Toprak: Alle demokratischen kurdischen Organisationen sind eingeladen sich aktiv zu beteiligen. Die KGD möchte der Dachverband aller kurdischen Organisationen in Deutschland sein. Wir werden hier nur erfolgreich sein, wenn wir alle Kräfte bündeln und mit einer Stimme unsere Interessen gegenüber dem Staat vertreten. Das geht nur mit einer überparteilichen NGO. Wir möchten auf jeden Fall freundschaftliche Beziehungen zu allen demokratischen kurdischen Vereinigungen aufbauen.

Tanriverdi:
 Die meisten kurdischen bzw. prokurdischen Vereine haben eine gute Arbeit in Deutschland geleistet für Kurden und Kurdistan. Oft waren sie Werbeträger für alle kurdischen Belange. Die Kurdische Gemeinde Deutschland soll aufgebaut werden als Dachverband für politisch, kulturell und religiös jeweils unterschiedliche demokratische Vereine und Einzelpersonen kurdischer Herkunft in Deutschland und ist keine Konkurrenz für bereits bestehende Vereine. Wir sind offen für alle und bieten konstruktive Zusammenarbeit an. Wir möchten vor allem auch für die Bundesregierung Ansprechpartner sein für die Belange unserer Landsleute in Deutschland. Was wir im Gegensatz zu den meisten Vereinen nicht machen werden: in Deutschland kurdische Exilpolitik zu betreiben.

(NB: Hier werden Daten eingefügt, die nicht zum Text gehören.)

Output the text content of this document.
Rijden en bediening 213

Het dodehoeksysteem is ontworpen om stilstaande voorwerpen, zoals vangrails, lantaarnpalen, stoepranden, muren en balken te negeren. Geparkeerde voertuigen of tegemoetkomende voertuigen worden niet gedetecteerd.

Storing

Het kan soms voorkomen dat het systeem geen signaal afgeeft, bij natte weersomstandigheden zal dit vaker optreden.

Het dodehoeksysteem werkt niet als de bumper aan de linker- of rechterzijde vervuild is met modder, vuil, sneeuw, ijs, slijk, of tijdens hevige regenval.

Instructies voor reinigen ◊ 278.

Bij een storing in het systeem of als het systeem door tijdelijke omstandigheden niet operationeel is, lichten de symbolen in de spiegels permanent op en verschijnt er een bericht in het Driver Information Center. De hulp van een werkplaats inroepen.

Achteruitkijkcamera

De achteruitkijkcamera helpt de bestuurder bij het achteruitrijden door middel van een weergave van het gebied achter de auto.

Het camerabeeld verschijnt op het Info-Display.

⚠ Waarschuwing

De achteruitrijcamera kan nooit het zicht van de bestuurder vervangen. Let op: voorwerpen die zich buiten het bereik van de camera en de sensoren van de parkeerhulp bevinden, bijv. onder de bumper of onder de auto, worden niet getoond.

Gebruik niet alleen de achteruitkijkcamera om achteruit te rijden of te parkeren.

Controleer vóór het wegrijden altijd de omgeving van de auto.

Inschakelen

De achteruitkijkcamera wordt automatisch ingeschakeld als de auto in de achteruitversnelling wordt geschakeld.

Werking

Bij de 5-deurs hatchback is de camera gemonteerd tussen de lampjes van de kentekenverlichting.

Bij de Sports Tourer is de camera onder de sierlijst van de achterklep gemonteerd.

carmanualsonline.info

Welche Rolle sollen Jugendliche und Studenten spielen? 

Toprak: Keine demokratische Organisation kann ohne Beteiligung der Jugend und der Frauen auf lange Sicht erfolgreich überleben. Daher werden wir von Anfang an einen unserer Schwerpunkte der Jugend widmen müssen. Insbesondere müssen wir die Studenten als eine der Hauptsäulen für die Arbeit die KGD stets miteinbeziehen! Wir brauchen gut ausgebildete Akademiker, um unseren Verband vor allem auch intellektuell zu stärken. Daher sollten wir eine Jugend- wie Studentenvereinigung bald in unsere Arbeit einbeziehen. Wir sollten auch unbedingt zeitnah einen aktiven kurdischen Jugendverband etablieren, der Kurden im deutschen Bundesjugendring vertritt. Mein Appell geht an alle kurdischen Jugendlichen und Studenten in Deutschland: „Bitte engagiert euch in der KGD! Macht die KGD zu Eurer Stimme! Ihr habt endlich einen Verband, der die Jugend ernst nimmt und ihr, also euch, auch Verantwortung übertragen will.“

Tanriverdi:
 Die Rolle der Jugend, und vor allem der studentischen Jugend, ist nicht hoch genug einzuschätzen. Wir möchten die studentische Jugend in unsere Arbeit einbinden bzw. mit ihnen zusammenarbeiten. Die Jugend ist sehr selbstbewusst und offen. Sie zu unterstützen und fördern, sehe ich als eine der wichtigsten Aufgaben. Wir wollen die jungen Leute motivieren sich in der Parteienlandschaft in Deutschland zu engagieren und sie bei der politischen Teilhabe unterstützen. Ich kann mir gemeinsame Projekte mit Jugendverbänden vorstellen. Konkret denke ich an Durchführung von Seminaren und Konferenzen, gemeinsame Publikationsprojekte, Aktivitäten in Bereich Presse- und Öffentlichkeitsarbeit, sowie im Bereich Forschung und Wissenschaft.

Vielen Dank für das Interview und viel Erfolg für die Zukunft.